Irish-owned company enters a fast-growing sector seen as the preserve of Silicon Valley

Echelon Data Centres chief executive Niall Molloy, right, and chief operating officer Graeme McWilliams. Photograph: Alan Betson

Echelon Data Centres chief executive Niall Molloy, right, and chief operating officer Graeme McWilliams. Photograph: Alan Betson

 

There was no shortage of ambition at the launch event for Echelon Data Centres. The new Irish company, led by Niall Molloy of London-based property developers Aldgate Developments, is not only planning a 44,000sq m data centre in Clondalkin and a 45,000sq m centre in Arklow – at a combined development cost of €1 billion – it is warming up to purchase a 20-acre site in Belfast and said site acquisition was “in progress” in London.

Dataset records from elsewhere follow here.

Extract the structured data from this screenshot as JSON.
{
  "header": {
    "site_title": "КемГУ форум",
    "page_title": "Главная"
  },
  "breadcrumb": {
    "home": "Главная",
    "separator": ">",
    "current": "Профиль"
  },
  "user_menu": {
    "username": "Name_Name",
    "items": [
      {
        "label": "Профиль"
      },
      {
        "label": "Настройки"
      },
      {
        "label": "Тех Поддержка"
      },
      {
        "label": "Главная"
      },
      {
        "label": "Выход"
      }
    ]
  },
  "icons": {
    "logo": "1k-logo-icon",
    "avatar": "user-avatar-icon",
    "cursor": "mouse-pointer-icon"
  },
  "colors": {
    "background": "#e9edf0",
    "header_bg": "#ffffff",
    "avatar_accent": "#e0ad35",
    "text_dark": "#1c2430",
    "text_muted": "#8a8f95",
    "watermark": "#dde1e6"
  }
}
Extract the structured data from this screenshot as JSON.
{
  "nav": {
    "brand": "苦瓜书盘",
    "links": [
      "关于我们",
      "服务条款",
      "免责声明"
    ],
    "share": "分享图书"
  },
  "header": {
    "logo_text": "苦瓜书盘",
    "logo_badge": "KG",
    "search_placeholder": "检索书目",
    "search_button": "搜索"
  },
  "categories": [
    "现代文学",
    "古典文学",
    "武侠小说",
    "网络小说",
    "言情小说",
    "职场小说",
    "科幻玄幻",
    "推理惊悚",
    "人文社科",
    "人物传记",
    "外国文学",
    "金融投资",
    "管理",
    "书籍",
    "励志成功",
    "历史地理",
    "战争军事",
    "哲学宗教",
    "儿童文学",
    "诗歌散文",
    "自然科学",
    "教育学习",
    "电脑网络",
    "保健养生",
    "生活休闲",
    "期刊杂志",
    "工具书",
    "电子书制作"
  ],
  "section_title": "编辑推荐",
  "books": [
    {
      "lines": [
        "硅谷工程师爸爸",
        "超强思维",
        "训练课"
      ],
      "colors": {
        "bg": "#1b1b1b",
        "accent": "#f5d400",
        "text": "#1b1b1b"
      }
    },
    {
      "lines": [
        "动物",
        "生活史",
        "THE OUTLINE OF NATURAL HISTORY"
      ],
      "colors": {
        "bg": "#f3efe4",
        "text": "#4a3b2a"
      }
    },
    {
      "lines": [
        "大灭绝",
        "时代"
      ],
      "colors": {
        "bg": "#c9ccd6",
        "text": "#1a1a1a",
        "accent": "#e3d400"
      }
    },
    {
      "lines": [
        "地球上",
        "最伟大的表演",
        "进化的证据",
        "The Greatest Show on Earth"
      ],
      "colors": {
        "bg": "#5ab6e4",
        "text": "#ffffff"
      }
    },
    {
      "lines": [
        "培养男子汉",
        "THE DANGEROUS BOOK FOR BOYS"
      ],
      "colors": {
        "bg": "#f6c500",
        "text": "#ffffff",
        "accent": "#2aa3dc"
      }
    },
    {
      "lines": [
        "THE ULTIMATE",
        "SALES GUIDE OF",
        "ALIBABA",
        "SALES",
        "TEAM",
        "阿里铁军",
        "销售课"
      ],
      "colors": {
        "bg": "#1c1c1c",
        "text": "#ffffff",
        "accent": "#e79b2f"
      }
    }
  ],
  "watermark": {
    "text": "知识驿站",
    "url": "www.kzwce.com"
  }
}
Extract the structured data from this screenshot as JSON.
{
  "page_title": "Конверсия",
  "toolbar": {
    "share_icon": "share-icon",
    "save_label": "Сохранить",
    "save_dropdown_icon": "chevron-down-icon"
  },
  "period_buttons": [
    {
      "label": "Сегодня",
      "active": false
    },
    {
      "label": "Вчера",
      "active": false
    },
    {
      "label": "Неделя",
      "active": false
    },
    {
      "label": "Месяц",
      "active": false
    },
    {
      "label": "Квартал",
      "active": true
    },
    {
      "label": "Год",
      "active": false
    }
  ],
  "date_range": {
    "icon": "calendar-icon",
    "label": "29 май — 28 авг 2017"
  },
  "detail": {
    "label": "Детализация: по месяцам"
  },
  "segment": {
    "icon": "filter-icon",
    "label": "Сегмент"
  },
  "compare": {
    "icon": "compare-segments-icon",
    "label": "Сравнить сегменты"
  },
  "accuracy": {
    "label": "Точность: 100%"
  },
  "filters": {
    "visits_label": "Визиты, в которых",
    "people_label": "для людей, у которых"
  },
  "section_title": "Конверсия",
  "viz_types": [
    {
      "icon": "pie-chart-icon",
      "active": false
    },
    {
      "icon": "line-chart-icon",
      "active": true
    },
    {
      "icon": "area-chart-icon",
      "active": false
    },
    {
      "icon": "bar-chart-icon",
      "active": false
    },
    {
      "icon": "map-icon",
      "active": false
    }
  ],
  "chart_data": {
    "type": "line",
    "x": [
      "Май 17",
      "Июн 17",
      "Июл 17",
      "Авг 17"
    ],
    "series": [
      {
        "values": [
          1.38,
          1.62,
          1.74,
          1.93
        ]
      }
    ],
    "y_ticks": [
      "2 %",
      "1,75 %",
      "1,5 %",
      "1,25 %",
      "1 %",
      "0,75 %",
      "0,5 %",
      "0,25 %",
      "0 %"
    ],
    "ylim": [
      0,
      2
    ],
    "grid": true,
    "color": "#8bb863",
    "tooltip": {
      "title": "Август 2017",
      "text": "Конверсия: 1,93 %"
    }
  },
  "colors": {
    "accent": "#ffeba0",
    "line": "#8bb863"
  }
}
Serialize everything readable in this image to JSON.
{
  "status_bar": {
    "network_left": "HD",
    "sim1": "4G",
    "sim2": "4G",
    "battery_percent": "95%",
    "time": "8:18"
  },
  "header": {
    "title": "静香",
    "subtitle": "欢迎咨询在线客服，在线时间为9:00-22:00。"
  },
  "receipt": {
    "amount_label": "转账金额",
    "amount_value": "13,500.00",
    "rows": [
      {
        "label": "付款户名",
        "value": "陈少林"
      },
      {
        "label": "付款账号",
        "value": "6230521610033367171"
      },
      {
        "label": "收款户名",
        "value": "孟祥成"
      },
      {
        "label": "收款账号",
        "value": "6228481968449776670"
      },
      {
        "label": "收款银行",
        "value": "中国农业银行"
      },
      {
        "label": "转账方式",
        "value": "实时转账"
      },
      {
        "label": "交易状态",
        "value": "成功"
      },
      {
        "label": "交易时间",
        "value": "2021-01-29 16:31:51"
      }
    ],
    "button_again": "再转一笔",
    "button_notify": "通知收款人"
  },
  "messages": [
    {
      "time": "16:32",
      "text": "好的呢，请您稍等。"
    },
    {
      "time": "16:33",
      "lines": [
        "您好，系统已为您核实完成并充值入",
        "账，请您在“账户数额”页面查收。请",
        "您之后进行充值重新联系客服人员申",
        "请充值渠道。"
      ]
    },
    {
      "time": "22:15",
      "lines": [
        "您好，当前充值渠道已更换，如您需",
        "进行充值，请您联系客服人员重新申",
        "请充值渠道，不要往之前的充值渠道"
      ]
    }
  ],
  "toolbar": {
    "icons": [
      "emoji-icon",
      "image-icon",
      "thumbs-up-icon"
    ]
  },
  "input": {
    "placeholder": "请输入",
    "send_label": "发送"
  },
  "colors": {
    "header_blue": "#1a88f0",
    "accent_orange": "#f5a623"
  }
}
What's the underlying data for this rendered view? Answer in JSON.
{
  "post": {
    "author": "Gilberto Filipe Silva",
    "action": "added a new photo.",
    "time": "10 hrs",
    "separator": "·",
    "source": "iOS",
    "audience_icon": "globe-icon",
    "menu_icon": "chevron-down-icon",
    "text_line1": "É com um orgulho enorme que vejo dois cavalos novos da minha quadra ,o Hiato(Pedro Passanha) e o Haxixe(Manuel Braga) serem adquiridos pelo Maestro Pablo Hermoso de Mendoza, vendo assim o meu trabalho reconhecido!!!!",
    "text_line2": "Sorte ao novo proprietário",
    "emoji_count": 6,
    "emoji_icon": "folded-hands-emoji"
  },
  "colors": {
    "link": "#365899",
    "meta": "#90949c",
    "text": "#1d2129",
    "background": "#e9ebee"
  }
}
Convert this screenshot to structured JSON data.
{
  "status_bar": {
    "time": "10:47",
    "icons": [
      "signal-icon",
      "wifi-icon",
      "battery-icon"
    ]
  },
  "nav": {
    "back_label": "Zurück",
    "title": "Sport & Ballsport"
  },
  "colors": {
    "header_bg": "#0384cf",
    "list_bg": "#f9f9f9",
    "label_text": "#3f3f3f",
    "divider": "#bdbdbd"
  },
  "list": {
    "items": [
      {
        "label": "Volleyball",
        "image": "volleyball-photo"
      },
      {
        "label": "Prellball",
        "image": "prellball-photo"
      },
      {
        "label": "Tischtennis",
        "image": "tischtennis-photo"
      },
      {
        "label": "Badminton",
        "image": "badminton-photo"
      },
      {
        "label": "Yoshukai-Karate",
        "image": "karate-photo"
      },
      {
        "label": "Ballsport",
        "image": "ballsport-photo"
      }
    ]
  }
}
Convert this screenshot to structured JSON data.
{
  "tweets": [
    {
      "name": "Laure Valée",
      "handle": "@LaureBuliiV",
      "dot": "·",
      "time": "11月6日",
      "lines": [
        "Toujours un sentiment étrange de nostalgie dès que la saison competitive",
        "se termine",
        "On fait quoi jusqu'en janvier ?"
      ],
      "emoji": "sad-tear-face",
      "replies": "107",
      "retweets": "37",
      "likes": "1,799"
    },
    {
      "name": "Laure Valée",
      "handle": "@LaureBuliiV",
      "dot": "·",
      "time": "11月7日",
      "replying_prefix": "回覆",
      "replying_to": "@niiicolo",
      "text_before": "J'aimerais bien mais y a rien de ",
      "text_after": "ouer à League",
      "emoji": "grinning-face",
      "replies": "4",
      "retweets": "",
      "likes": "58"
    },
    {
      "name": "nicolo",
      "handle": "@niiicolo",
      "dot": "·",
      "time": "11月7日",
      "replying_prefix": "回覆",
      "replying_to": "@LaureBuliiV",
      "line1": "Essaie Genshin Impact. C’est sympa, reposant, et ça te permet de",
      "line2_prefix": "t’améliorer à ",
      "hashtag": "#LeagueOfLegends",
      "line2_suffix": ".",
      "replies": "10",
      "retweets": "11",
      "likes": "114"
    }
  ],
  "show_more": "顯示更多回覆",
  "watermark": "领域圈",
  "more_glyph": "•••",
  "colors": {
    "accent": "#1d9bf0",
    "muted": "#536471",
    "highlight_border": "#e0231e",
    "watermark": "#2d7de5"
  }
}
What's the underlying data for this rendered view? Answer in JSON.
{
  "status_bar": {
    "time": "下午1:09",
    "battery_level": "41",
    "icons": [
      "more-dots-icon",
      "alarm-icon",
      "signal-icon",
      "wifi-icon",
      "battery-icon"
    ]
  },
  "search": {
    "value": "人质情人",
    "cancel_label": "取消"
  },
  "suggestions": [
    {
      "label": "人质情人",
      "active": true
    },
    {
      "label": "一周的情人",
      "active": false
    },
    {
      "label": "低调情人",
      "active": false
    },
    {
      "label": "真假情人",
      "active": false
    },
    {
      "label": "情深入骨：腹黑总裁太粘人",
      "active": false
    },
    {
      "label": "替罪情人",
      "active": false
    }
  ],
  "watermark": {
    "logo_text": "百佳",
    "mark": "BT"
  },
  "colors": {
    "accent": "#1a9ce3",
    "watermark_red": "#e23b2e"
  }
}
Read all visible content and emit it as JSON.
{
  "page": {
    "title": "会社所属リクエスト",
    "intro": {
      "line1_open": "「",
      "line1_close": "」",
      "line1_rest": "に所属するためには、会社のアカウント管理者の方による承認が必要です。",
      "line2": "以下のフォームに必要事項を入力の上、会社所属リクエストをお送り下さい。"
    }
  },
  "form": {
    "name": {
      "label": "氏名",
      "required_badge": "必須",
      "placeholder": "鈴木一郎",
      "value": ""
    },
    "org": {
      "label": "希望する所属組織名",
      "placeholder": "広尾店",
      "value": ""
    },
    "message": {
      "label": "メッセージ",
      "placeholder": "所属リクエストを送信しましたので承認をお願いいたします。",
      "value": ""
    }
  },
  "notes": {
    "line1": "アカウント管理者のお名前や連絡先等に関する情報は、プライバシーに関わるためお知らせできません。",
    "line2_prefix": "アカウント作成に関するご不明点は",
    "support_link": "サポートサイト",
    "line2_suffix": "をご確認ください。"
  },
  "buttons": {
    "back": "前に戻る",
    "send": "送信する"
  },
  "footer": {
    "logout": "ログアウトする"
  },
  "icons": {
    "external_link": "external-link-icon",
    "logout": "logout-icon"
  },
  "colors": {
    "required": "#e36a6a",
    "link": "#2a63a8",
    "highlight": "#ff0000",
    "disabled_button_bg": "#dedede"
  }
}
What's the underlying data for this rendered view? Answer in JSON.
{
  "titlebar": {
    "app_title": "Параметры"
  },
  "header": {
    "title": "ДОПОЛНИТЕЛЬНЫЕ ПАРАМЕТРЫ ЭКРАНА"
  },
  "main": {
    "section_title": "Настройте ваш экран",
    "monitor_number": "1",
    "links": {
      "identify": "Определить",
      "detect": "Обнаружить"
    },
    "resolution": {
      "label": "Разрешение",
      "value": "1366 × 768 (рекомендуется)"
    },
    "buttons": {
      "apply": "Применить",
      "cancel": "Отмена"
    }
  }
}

The people behind Echelon, who are new to the data centre game, are also eyeing up sites in Amsterdam, Zurich, Vienna and the German city of Freiburg – locations that have the power infrastructure and climate necessary for the functioning of a modern data centre. The scale is part of what will make the business plan work, Molloy explained. The “large occupiers”, or potential ones, of data centres such as these – for example, one of the next wave of video-on-demand streaming services – are seeking that kind of cross-European capacity.

Its strategy, self-funded to date, will be backed throughout the construction and operation phases by unnamed “major international capital partners”. Echelon is not anticipating any planning permission hiccups, Apple style. It wants to operate the sites, not flip them.

Yesterday’s launch received an official Government imprimatur, being attended by Minister for Business Heather Humphreys, who hailed the entry of an Irish company into a space perceived as the preserve of Silicon Valley. “Success breeds success,” she said confidently.

Echelon is betting that big tech companies, including those that don’t currently have a footprint in Ireland, will want to become customers of third-party owned-and-operated data centres in Europe, as they are in the US, rather than owning and operating centres in their own right. This is not a small bet, but it could be a smart one.